Method for Cost Effective Molecular Separations and Process Optimization

This novel computational screening approach starts with ZEOMICS, a three-dimensional pore characterization method, which is applied to each zeolite in a micro-porous materials database. Other databases, such as those for metal-organic frameworks, could also be used. The zeolites are ranked based on the novel metrics of shape selectivity and size selectivity, and the adsorption selectivity is calculated for the top structures. For each high-performing zeolite, a rigorous mathematical model of the pressure swing adsorption (PSA) process is optimized to obtain the best capture and compression cost, purity, and recovery. Zeolites that can capture CO₂ with at least 90% purity and 90% recovery are ranked by minimum process cost. By applying this approach to post-combustion carbon capture from a coal-fired power plant, thirteen zeolites with significantly lower costs than 13X, the top zeolite currently available for this application, have been identified.

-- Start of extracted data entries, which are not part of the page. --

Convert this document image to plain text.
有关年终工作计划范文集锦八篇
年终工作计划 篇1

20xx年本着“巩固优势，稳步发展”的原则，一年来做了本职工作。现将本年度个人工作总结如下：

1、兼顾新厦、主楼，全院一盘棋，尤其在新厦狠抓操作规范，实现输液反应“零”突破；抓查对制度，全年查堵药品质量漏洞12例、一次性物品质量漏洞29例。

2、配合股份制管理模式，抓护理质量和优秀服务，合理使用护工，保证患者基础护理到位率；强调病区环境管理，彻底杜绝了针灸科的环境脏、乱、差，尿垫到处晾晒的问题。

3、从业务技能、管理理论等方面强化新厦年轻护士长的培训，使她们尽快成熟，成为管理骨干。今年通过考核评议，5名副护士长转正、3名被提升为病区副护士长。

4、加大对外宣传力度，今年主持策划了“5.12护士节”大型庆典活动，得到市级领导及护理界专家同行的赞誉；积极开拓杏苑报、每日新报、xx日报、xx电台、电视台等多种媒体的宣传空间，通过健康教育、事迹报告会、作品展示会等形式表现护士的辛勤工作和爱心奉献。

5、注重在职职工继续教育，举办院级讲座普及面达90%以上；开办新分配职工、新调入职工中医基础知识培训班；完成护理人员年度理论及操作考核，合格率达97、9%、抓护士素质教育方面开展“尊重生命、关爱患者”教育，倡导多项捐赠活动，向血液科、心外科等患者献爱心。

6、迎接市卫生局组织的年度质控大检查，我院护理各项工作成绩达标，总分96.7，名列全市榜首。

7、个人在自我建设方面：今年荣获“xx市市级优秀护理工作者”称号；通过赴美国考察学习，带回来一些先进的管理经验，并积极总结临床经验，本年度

This computational screening method could be applied to other molecular separations, and it is particularly valuable for high impact chemicals that are difficult to separate through traditional means. Identifying novel materials for these applications can give companies a competitive advantage. Industrial separations of primary interest are air separation, ethylene and propylene production, natural gas purification, hydrogen recovery, and xylene separation.

Inventors:

Christodoulos A. Floudas is Stephen C. Macaleer '63 Professor in Engineering and Applied Science and Professor of Chemical and Biological Engineering at Princeton University.  Professor Floudas is a world-renowned authority in mathematical modeling and optimization of complex systems at the macroscopic and microscopic level.  His research interests lie at the interface of chemical engineering, applied mathematics, and operations research, with principal areas of focus including chemical process synthesis and design, process control and operations, discrete-continuous nonlinear optimization, local and global optimization, and computational chemistry and molecular biology.  Among Prof. Floudas¿ numerous honors and awards are Member of National Academy of Engineering (2011), Princeton University Graduate Mentoring Award (2007), AIChE Computing in Chemical Engineering Award (2006) and AIChE Professional Progress Award for Outstanding Progress in Chemical Engineering (2001), to name a few.

Eric L. First is a fourth-year PhD. Student in the Department of Chemical and Biological Engineering and a National Defense Science and Engineering Graduate (NDSEG) Fellow. He graduated from Cornell University with a B.S. in Chemical Engineering and Computer Science. His thesis work at Princeton focuses on developing algorithms to elucidate physical properties of microporous materials, such as zeolites and metal-organic frameworks, by studying the geometry of their underlying crystal structures. His research is driven by the goal of discovering novel material for applications in separations and catalysis. 

M.M. Faruque Hasan is a Postdoctoral Research Associate in the Department of Chemical and Biological Engineering. He earned his B.Sc. in Chemical Engineering at Bangladesh University of Engineering and Technology and completed his Ph.D. in Chemical Engineering at the National University of Singapore (NUS). He is interested in a spectrum of technical challenges that overlap process systems engineering and energy research. His research at Princeton is focused on the computer-aided design and optimization of carbon capture and hybrid energy processes.